Member of Legislative Assembly, Telangana
- Incumbent
- Assumed office 2023
- Preceded by: Peddi Sudarshan Reddy
- Constituency: Narsampet
- In office 2014–2018
- Preceded by: Revuri Prakash Reddy
- Succeeded by: Peddi Sudarshan Reddy

Personal details
- Party: Indian National Congress

= Donthi Madhava Reddy =

Indian politician

Donthi Madhava Reddy (born 16 August 1961) is an Indian politician from Telangana state. He is a member of the Telangana Legislative Assembly from Narasampet Assembly constituency in Warangal district. He represents Indian National Congress and won the 2023 Telangana Legislative Assembly election.

== Early life and education ==
Reddy is from an agricultural family in Narasampet, Warangal district. His father late Narasimha Reddy was a farmer. He completed Class 12 in 1976 at Government Junior College, Narsampet and later discontinued his studies.

== Career ==
Reddy began with as a leader of the local body and served as sarpanch of Ameenanabad village, Warangal district, from 1981 to 1988. Later, he became the chairman of the D.C.C.B. Warangal district from 1995 to 2000.

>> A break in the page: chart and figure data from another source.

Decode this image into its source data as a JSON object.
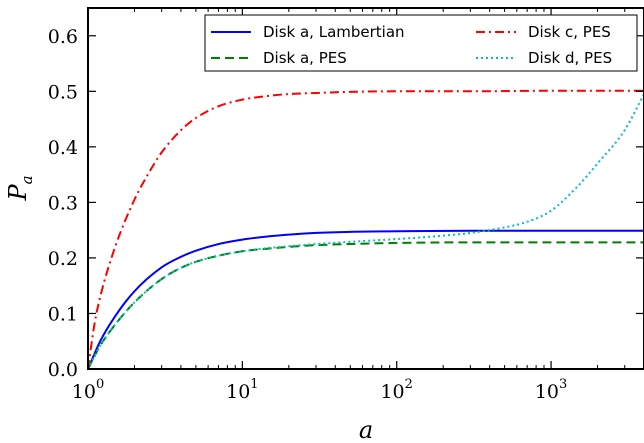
{
  "chart_data": {
    "type": "line",
    "xlabel": "a",
    "ylabel": "P",
    "ylabel_sub": "a",
    "xscale": "log",
    "xlim": [
      1,
      4000
    ],
    "ylim": [
      0,
      0.65
    ],
    "x_ticks": [
      {
        "value": 1,
        "base": "10",
        "exp": "0"
      },
      {
        "value": 10,
        "base": "10",
        "exp": "1"
      },
      {
        "value": 100,
        "base": "10",
        "exp": "2"
      },
      {
        "value": 1000,
        "base": "10",
        "exp": "3"
      }
    ],
    "y_ticks": [
      {
        "value": 0.0,
        "label": "0.0"
      },
      {
        "value": 0.1,
        "label": "0.1"
      },
      {
        "value": 0.2,
        "label": "0.2"
      },
      {
        "value": 0.3,
        "label": "0.3"
      },
      {
        "value": 0.4,
        "label": "0.4"
      },
      {
        "value": 0.5,
        "label": "0.5"
      },
      {
        "value": 0.6,
        "label": "0.6"
      }
    ],
    "grid": false,
    "legend_position": "top-right",
    "series": [
      {
        "name": "Disk a, Lambertian",
        "color": "#0000ff",
        "dash": "solid",
        "x": [
          1,
          1.2,
          1.5,
          2,
          3,
          4,
          5,
          7,
          10,
          15,
          20,
          30,
          50,
          100,
          300,
          1000,
          4000
        ],
        "y": [
          0.0,
          0.05,
          0.095,
          0.14,
          0.183,
          0.202,
          0.213,
          0.225,
          0.233,
          0.239,
          0.242,
          0.245,
          0.247,
          0.248,
          0.249,
          0.249,
          0.249
        ]
      },
      {
        "name": "Disk a, PES",
        "color": "#008000",
        "dash": "dashed",
        "x": [
          1,
          1.2,
          1.5,
          2,
          3,
          4,
          5,
          7,
          10,
          15,
          20,
          30,
          50,
          100,
          300,
          1000,
          4000
        ],
        "y": [
          0.0,
          0.042,
          0.08,
          0.12,
          0.162,
          0.182,
          0.193,
          0.204,
          0.212,
          0.217,
          0.22,
          0.223,
          0.225,
          0.227,
          0.228,
          0.228,
          0.228
        ]
      },
      {
        "name": "Disk c, PES",
        "color": "#ff0000",
        "dash": "dashdot",
        "x": [
          1,
          1.1,
          1.2,
          1.5,
          2,
          2.5,
          3,
          4,
          5,
          7,
          10,
          15,
          20,
          30,
          50,
          100,
          300,
          1000,
          4000
        ],
        "y": [
          0.0,
          0.08,
          0.13,
          0.22,
          0.305,
          0.355,
          0.39,
          0.43,
          0.452,
          0.473,
          0.485,
          0.492,
          0.495,
          0.497,
          0.499,
          0.5,
          0.5,
          0.501,
          0.501
        ]
      },
      {
        "name": "Disk d, PES",
        "color": "#00bfbf",
        "dash": "dotted",
        "x": [
          1,
          1.2,
          1.5,
          2,
          3,
          4,
          5,
          7,
          10,
          15,
          20,
          30,
          50,
          100,
          200,
          300,
          500,
          700,
          1000,
          1500,
          2000,
          3000,
          4000
        ],
        "y": [
          0.0,
          0.042,
          0.08,
          0.12,
          0.162,
          0.182,
          0.193,
          0.204,
          0.212,
          0.218,
          0.221,
          0.225,
          0.229,
          0.234,
          0.24,
          0.245,
          0.255,
          0.265,
          0.285,
          0.33,
          0.37,
          0.43,
          0.495
        ]
      }
    ]
  }
}
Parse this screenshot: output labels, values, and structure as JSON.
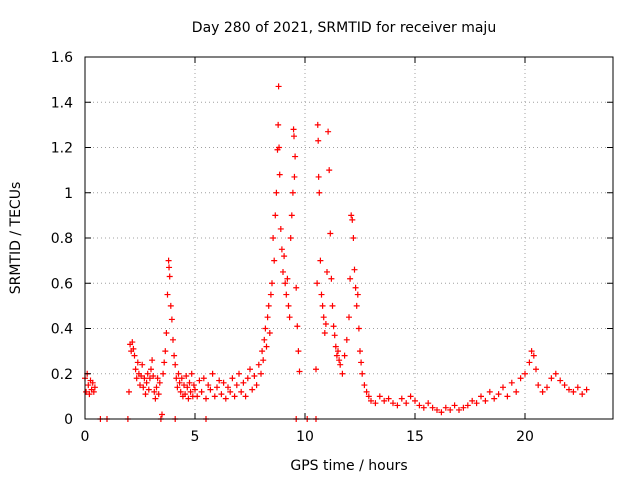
{
  "chart_data": {
    "type": "scatter",
    "title": "Day 280 of 2021, SRMTID for receiver maju",
    "xlabel": "GPS time / hours",
    "ylabel": "SRMTID / TECUs",
    "xlim": [
      0,
      24
    ],
    "ylim": [
      0,
      1.6
    ],
    "xticks": [
      0,
      5,
      10,
      15,
      20
    ],
    "yticks": [
      0,
      0.2,
      0.4,
      0.6,
      0.8,
      1,
      1.2,
      1.4,
      1.6
    ],
    "xtick_labels": [
      "0",
      "5",
      "10",
      "15",
      "20"
    ],
    "ytick_labels": [
      "0",
      "0.2",
      "0.4",
      "0.6",
      "0.8",
      "1",
      "1.2",
      "1.4",
      "1.6"
    ],
    "grid": true,
    "marker": "+",
    "color": "#ff0000",
    "series": [
      {
        "name": "SRMTID",
        "points": [
          [
            0.0,
            0.18
          ],
          [
            0.05,
            0.12
          ],
          [
            0.1,
            0.2
          ],
          [
            0.15,
            0.15
          ],
          [
            0.2,
            0.11
          ],
          [
            0.25,
            0.17
          ],
          [
            0.3,
            0.13
          ],
          [
            0.35,
            0.16
          ],
          [
            0.4,
            0.12
          ],
          [
            0.45,
            0.14
          ],
          [
            0.7,
            0.0
          ],
          [
            1.0,
            0.0
          ],
          [
            1.95,
            0.0
          ],
          [
            3.45,
            0.0
          ],
          [
            4.1,
            0.0
          ],
          [
            5.5,
            0.0
          ],
          [
            9.6,
            0.0
          ],
          [
            10.1,
            0.0
          ],
          [
            10.5,
            0.0
          ],
          [
            2.0,
            0.12
          ],
          [
            2.05,
            0.33
          ],
          [
            2.1,
            0.3
          ],
          [
            2.15,
            0.34
          ],
          [
            2.2,
            0.31
          ],
          [
            2.25,
            0.28
          ],
          [
            2.3,
            0.22
          ],
          [
            2.35,
            0.18
          ],
          [
            2.4,
            0.25
          ],
          [
            2.45,
            0.2
          ],
          [
            2.5,
            0.15
          ],
          [
            2.55,
            0.19
          ],
          [
            2.6,
            0.24
          ],
          [
            2.65,
            0.14
          ],
          [
            2.7,
            0.18
          ],
          [
            2.75,
            0.11
          ],
          [
            2.8,
            0.16
          ],
          [
            2.85,
            0.2
          ],
          [
            2.9,
            0.13
          ],
          [
            2.95,
            0.18
          ],
          [
            3.0,
            0.22
          ],
          [
            3.05,
            0.26
          ],
          [
            3.1,
            0.19
          ],
          [
            3.15,
            0.12
          ],
          [
            3.2,
            0.09
          ],
          [
            3.25,
            0.14
          ],
          [
            3.3,
            0.18
          ],
          [
            3.35,
            0.11
          ],
          [
            3.4,
            0.16
          ],
          [
            3.5,
            0.02
          ],
          [
            3.55,
            0.2
          ],
          [
            3.6,
            0.25
          ],
          [
            3.65,
            0.3
          ],
          [
            3.7,
            0.38
          ],
          [
            3.75,
            0.55
          ],
          [
            3.8,
            0.7
          ],
          [
            3.82,
            0.67
          ],
          [
            3.85,
            0.63
          ],
          [
            3.9,
            0.5
          ],
          [
            3.95,
            0.44
          ],
          [
            4.0,
            0.35
          ],
          [
            4.05,
            0.28
          ],
          [
            4.1,
            0.24
          ],
          [
            4.15,
            0.18
          ],
          [
            4.2,
            0.14
          ],
          [
            4.25,
            0.2
          ],
          [
            4.3,
            0.16
          ],
          [
            4.35,
            0.12
          ],
          [
            4.4,
            0.18
          ],
          [
            4.45,
            0.1
          ],
          [
            4.5,
            0.15
          ],
          [
            4.55,
            0.11
          ],
          [
            4.6,
            0.19
          ],
          [
            4.65,
            0.14
          ],
          [
            4.7,
            0.09
          ],
          [
            4.75,
            0.16
          ],
          [
            4.8,
            0.12
          ],
          [
            4.85,
            0.2
          ],
          [
            4.9,
            0.1
          ],
          [
            4.95,
            0.15
          ],
          [
            5.0,
            0.13
          ],
          [
            5.1,
            0.1
          ],
          [
            5.2,
            0.17
          ],
          [
            5.3,
            0.12
          ],
          [
            5.4,
            0.18
          ],
          [
            5.5,
            0.09
          ],
          [
            5.6,
            0.15
          ],
          [
            5.7,
            0.13
          ],
          [
            5.8,
            0.2
          ],
          [
            5.9,
            0.1
          ],
          [
            6.0,
            0.14
          ],
          [
            6.1,
            0.17
          ],
          [
            6.2,
            0.11
          ],
          [
            6.3,
            0.16
          ],
          [
            6.4,
            0.09
          ],
          [
            6.5,
            0.14
          ],
          [
            6.6,
            0.12
          ],
          [
            6.7,
            0.18
          ],
          [
            6.8,
            0.1
          ],
          [
            6.9,
            0.15
          ],
          [
            7.0,
            0.2
          ],
          [
            7.1,
            0.12
          ],
          [
            7.2,
            0.16
          ],
          [
            7.3,
            0.1
          ],
          [
            7.4,
            0.18
          ],
          [
            7.5,
            0.22
          ],
          [
            7.6,
            0.13
          ],
          [
            7.7,
            0.19
          ],
          [
            7.8,
            0.15
          ],
          [
            7.9,
            0.24
          ],
          [
            8.0,
            0.2
          ],
          [
            8.05,
            0.3
          ],
          [
            8.1,
            0.26
          ],
          [
            8.15,
            0.35
          ],
          [
            8.2,
            0.4
          ],
          [
            8.25,
            0.32
          ],
          [
            8.3,
            0.45
          ],
          [
            8.35,
            0.5
          ],
          [
            8.4,
            0.38
          ],
          [
            8.45,
            0.55
          ],
          [
            8.5,
            0.6
          ],
          [
            8.55,
            0.8
          ],
          [
            8.6,
            0.7
          ],
          [
            8.65,
            0.9
          ],
          [
            8.7,
            1.0
          ],
          [
            8.75,
            1.19
          ],
          [
            8.78,
            1.3
          ],
          [
            8.8,
            1.47
          ],
          [
            8.82,
            1.2
          ],
          [
            8.85,
            1.08
          ],
          [
            8.9,
            0.84
          ],
          [
            8.95,
            0.75
          ],
          [
            9.0,
            0.65
          ],
          [
            9.05,
            0.72
          ],
          [
            9.1,
            0.6
          ],
          [
            9.15,
            0.55
          ],
          [
            9.2,
            0.62
          ],
          [
            9.25,
            0.5
          ],
          [
            9.3,
            0.45
          ],
          [
            9.35,
            0.8
          ],
          [
            9.4,
            0.9
          ],
          [
            9.45,
            1.0
          ],
          [
            9.48,
            1.28
          ],
          [
            9.5,
            1.25
          ],
          [
            9.52,
            1.07
          ],
          [
            9.55,
            1.16
          ],
          [
            9.6,
            0.58
          ],
          [
            9.65,
            0.41
          ],
          [
            9.7,
            0.3
          ],
          [
            9.75,
            0.21
          ],
          [
            10.5,
            0.22
          ],
          [
            10.55,
            0.6
          ],
          [
            10.58,
            1.3
          ],
          [
            10.6,
            1.23
          ],
          [
            10.62,
            1.07
          ],
          [
            10.65,
            1.0
          ],
          [
            10.7,
            0.7
          ],
          [
            10.75,
            0.55
          ],
          [
            10.8,
            0.5
          ],
          [
            10.85,
            0.45
          ],
          [
            10.9,
            0.38
          ],
          [
            10.95,
            0.42
          ],
          [
            11.0,
            0.65
          ],
          [
            11.05,
            1.27
          ],
          [
            11.1,
            1.1
          ],
          [
            11.15,
            0.82
          ],
          [
            11.2,
            0.62
          ],
          [
            11.25,
            0.5
          ],
          [
            11.3,
            0.41
          ],
          [
            11.35,
            0.37
          ],
          [
            11.4,
            0.32
          ],
          [
            11.45,
            0.28
          ],
          [
            11.5,
            0.3
          ],
          [
            11.55,
            0.26
          ],
          [
            11.6,
            0.24
          ],
          [
            11.7,
            0.2
          ],
          [
            11.8,
            0.28
          ],
          [
            11.9,
            0.35
          ],
          [
            12.0,
            0.45
          ],
          [
            12.05,
            0.62
          ],
          [
            12.1,
            0.9
          ],
          [
            12.15,
            0.88
          ],
          [
            12.2,
            0.8
          ],
          [
            12.25,
            0.66
          ],
          [
            12.3,
            0.58
          ],
          [
            12.35,
            0.5
          ],
          [
            12.4,
            0.55
          ],
          [
            12.45,
            0.4
          ],
          [
            12.5,
            0.3
          ],
          [
            12.55,
            0.25
          ],
          [
            12.6,
            0.2
          ],
          [
            12.7,
            0.15
          ],
          [
            12.8,
            0.12
          ],
          [
            12.9,
            0.1
          ],
          [
            13.0,
            0.08
          ],
          [
            13.2,
            0.07
          ],
          [
            13.4,
            0.1
          ],
          [
            13.6,
            0.08
          ],
          [
            13.8,
            0.09
          ],
          [
            14.0,
            0.07
          ],
          [
            14.2,
            0.06
          ],
          [
            14.4,
            0.09
          ],
          [
            14.6,
            0.07
          ],
          [
            14.8,
            0.1
          ],
          [
            15.0,
            0.08
          ],
          [
            15.2,
            0.06
          ],
          [
            15.4,
            0.05
          ],
          [
            15.6,
            0.07
          ],
          [
            15.8,
            0.05
          ],
          [
            16.0,
            0.04
          ],
          [
            16.2,
            0.03
          ],
          [
            16.4,
            0.05
          ],
          [
            16.6,
            0.04
          ],
          [
            16.8,
            0.06
          ],
          [
            17.0,
            0.04
          ],
          [
            17.2,
            0.05
          ],
          [
            17.4,
            0.06
          ],
          [
            17.6,
            0.08
          ],
          [
            17.8,
            0.07
          ],
          [
            18.0,
            0.1
          ],
          [
            18.2,
            0.08
          ],
          [
            18.4,
            0.12
          ],
          [
            18.6,
            0.09
          ],
          [
            18.8,
            0.11
          ],
          [
            19.0,
            0.14
          ],
          [
            19.2,
            0.1
          ],
          [
            19.4,
            0.16
          ],
          [
            19.6,
            0.12
          ],
          [
            19.8,
            0.18
          ],
          [
            20.0,
            0.2
          ],
          [
            20.2,
            0.25
          ],
          [
            20.3,
            0.3
          ],
          [
            20.4,
            0.28
          ],
          [
            20.5,
            0.22
          ],
          [
            20.6,
            0.15
          ],
          [
            20.8,
            0.12
          ],
          [
            21.0,
            0.14
          ],
          [
            21.2,
            0.18
          ],
          [
            21.4,
            0.2
          ],
          [
            21.6,
            0.17
          ],
          [
            21.8,
            0.15
          ],
          [
            22.0,
            0.13
          ],
          [
            22.2,
            0.12
          ],
          [
            22.4,
            0.14
          ],
          [
            22.6,
            0.11
          ],
          [
            22.8,
            0.13
          ]
        ]
      }
    ]
  }
}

He won as an MLA for the second time from Narasampet Assembly constituency representing Indian National Congress in the 2023 Telangana Legislative Assembly election. He polled 104,185 votes and defeated his nearest rival, Peddi Sudarshan Reddy of Bharat Rashtra Samithi, by a margin of 18,889 votes. Earlier in 2014, he became an MLA for the first time as an independent. However, he lost the 2018 Telangana Legislative Assembly election.